POSTSCRIPT

Loice A. Swisher, M.D.

Dept of Emergency Medicine

Medical College of Pennsylvania
Philadelphia, PA 19128


It was six days before Christmas. All I had to do was turn the Emergency Department over to the incoming attending and I would be free for two days of shopping and wrapping presents. Suddenly, the call came in. Medics would be arriving in five minutes with a code — a three month old. In those precious minutes, we readied the cardiac room for an infant resuscitation.

Everyone stared at the door in anticipation as the sirens drew closer and flashing lights appeared in the window. Bursting through the doors, a medic carried in his arms a beautiful lifeless baby. Amidst the ensuing flurry of activity, every effort was made to revive the child. But, despite our efforts, his young life was gone. The air of hurt hung in the room, but our work was not yet done. The family had to be told.

Hearing the agonizing news, the father let out a tortured cry. Running into the examination room he scooped his child tightly in his arms and from his pained lips came the question: WHY…??? However, there were no answers to his question. When I arrived home, I took my four month old in my arms and shed silent tears.

The code, a cardiopulmonary arrest, is a relatively common occurrence. Every student at some point during medical school will be there — in the room — watching, helping and learning. Through internship and residency each new doctor will have increasing responsibilities thrust upon him or her. First, it will be running the code, then notifying the family, and finally overseeing other less experienced physicians. The emphasis in training is to learn how to do it. Procedures are practiced and algorithms are drilled into each mind. But, the emotions, the fears and tears, brought about by being involved in these situations are not often openly discussed.

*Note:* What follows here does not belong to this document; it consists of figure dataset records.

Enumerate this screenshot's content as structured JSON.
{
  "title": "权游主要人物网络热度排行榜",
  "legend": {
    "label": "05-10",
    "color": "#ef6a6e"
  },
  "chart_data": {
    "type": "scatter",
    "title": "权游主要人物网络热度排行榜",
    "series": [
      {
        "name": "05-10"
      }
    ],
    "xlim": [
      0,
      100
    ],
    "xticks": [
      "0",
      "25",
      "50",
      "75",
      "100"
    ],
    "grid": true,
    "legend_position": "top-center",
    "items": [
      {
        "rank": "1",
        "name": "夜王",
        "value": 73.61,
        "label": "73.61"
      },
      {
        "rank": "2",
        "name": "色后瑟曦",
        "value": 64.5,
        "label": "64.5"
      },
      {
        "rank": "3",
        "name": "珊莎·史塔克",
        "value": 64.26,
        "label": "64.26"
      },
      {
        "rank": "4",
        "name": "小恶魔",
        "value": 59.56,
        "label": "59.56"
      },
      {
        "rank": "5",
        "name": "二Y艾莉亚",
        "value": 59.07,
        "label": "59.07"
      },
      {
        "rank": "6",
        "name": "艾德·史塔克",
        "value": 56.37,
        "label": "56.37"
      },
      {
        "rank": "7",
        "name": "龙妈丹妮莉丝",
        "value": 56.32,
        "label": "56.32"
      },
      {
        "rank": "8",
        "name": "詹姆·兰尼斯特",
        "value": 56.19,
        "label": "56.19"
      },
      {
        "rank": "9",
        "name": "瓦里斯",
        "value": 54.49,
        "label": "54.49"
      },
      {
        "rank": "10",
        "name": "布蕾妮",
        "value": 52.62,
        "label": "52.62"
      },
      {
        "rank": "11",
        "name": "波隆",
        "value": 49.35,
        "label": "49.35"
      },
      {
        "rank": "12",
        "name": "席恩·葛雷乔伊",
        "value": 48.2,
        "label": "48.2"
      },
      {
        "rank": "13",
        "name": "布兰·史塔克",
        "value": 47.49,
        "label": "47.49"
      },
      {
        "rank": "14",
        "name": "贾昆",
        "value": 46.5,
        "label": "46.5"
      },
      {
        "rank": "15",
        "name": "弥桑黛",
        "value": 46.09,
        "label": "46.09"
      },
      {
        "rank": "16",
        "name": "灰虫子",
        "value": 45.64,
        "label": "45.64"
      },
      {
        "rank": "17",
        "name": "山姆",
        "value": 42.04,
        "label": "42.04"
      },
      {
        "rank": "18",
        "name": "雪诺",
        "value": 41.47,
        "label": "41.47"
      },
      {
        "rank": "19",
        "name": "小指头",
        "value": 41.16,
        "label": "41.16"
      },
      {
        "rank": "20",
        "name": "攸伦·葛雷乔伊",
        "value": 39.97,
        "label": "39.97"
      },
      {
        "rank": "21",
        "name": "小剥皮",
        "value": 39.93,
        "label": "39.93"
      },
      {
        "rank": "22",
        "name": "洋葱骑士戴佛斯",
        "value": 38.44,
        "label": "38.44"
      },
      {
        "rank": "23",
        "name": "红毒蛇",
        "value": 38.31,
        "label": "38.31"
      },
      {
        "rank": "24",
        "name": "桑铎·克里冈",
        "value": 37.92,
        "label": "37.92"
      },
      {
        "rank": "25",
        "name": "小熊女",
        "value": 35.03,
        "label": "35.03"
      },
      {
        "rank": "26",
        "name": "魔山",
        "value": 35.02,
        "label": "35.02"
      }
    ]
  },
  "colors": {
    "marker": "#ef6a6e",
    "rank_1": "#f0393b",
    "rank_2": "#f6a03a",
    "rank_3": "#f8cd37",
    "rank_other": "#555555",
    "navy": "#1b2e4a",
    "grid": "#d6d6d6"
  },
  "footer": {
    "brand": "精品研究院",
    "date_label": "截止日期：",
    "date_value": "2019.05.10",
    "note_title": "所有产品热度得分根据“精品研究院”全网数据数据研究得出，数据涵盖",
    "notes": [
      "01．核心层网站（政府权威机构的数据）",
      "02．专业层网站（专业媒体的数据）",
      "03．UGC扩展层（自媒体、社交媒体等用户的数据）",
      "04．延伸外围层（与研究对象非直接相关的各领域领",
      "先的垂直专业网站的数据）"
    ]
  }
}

There are the general anxieties that most students feel at some point. Will I know what I’m supposed to do? Could I have done something to prevent this? What should I say to the family? How will they react? What if I don’t know the answers to their questions? What if I cry? Then there are intense feelings which may come about in particular situations. The most common difficulties are when the events hit close to home. It may be the elderly woman dying of an acute heart attack who seems so much like a grandmother. It may be the teenager shot in the chest who is the same age as a brother. Or it may be the child who seems so much like your own.

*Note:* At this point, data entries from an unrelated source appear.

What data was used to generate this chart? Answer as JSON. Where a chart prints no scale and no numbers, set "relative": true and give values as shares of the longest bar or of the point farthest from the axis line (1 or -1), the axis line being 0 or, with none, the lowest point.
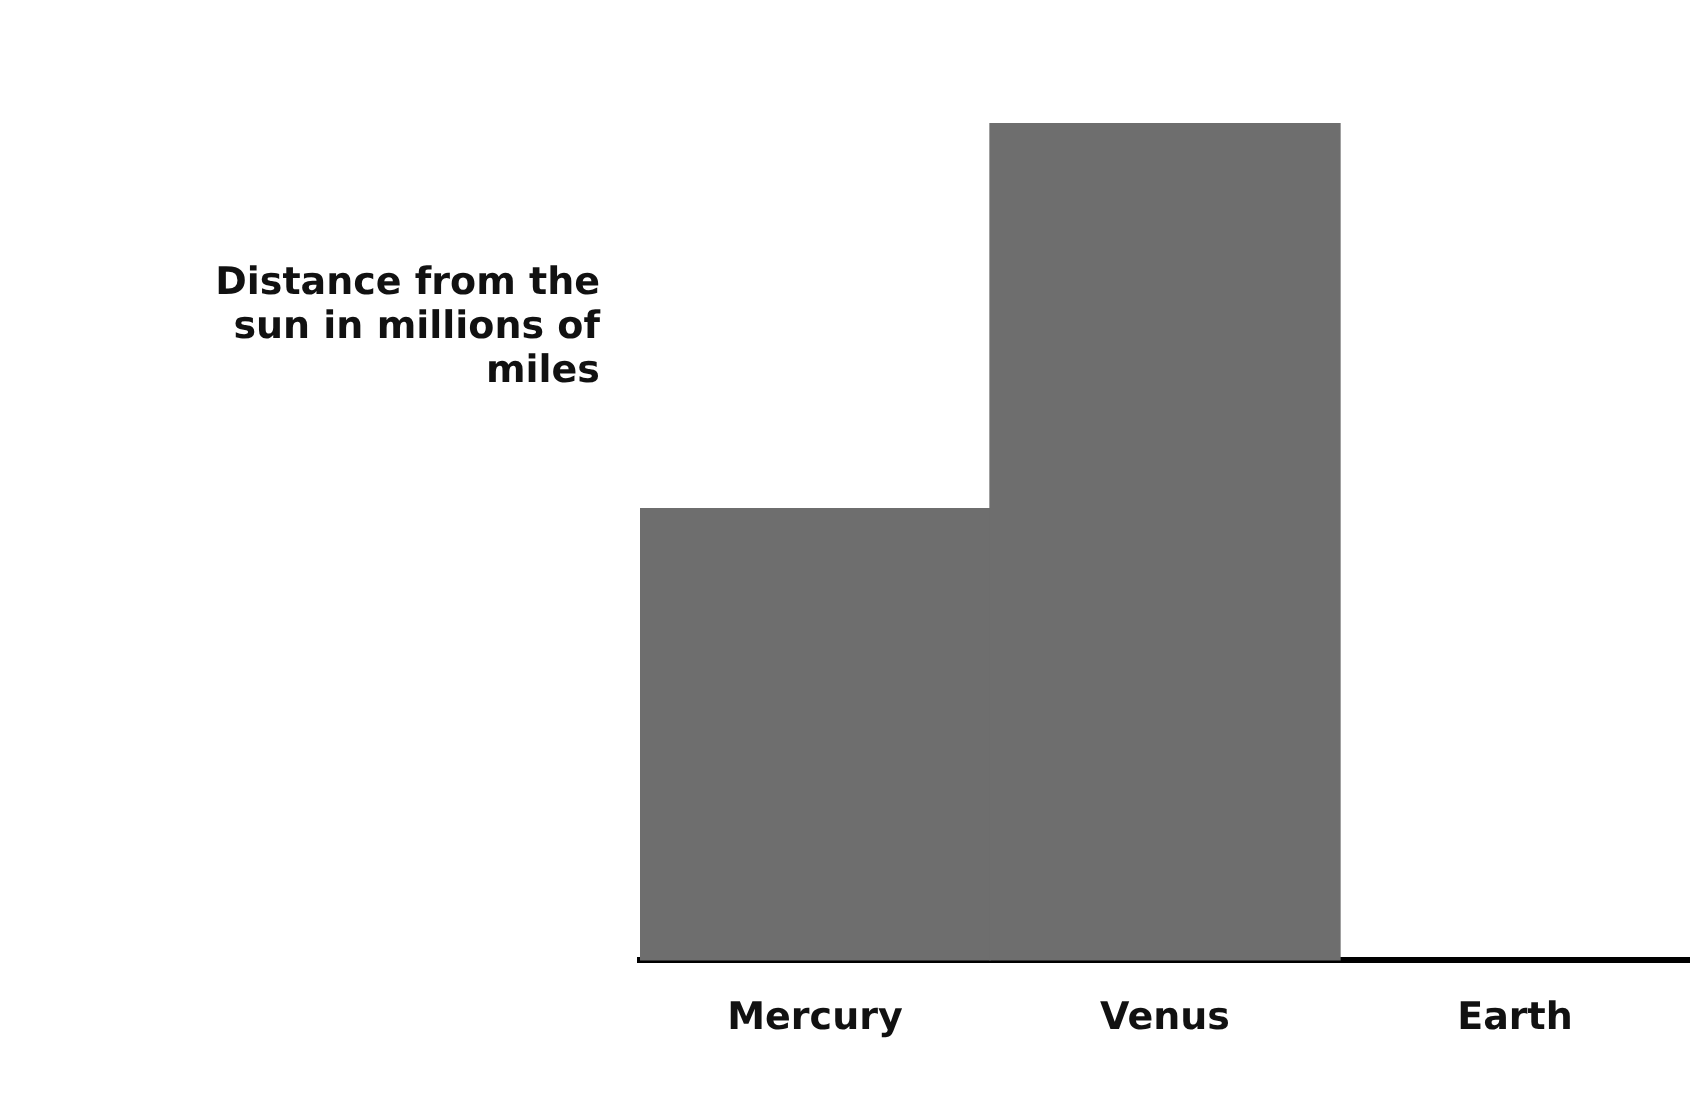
{
  "chart_data": {
    "type": "bar",
    "ylabel": "Distance from the sun in millions of miles",
    "categories": [
      "Mercury",
      "Venus",
      "Earth"
    ],
    "values": [
      0.54,
      1,
      null
    ],
    "color": "#6e6e6e",
    "relative": true,
    "grid": false,
    "legend": false
  }
}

All medical students will face encounters with death, and each is a personal and unsettling event which does not become any easier through repetition. The best we as faculty can do is to encourage students to explore their own feelings, and to do so early in their career. I applaud the efforts of Dr. June Penney at Dalhousie University to approach this issue head on, and to do so in a structured and supportive manner. Introduction to the cadaver is a critical and logical beginning of this journey which then continues through the autopsy, the first code, the first time pronouncing someone dead, and the first time talking with the family. Learning early in one’s medical career to openly discuss these emotionally charged issues within an established and supportive network of peers is an important lesson, and one which is valued by front line physicians who daily work at the threshold of life.

Those who have lost an infant are never, as it were, without an infant child. Other children grow up to manhood and womanhood, and suffer all the changes of mortality. This one alone is rendered an immortal child. Death has arrested it with kindly harshness, and blessed it into an eternal image of youth and innocence.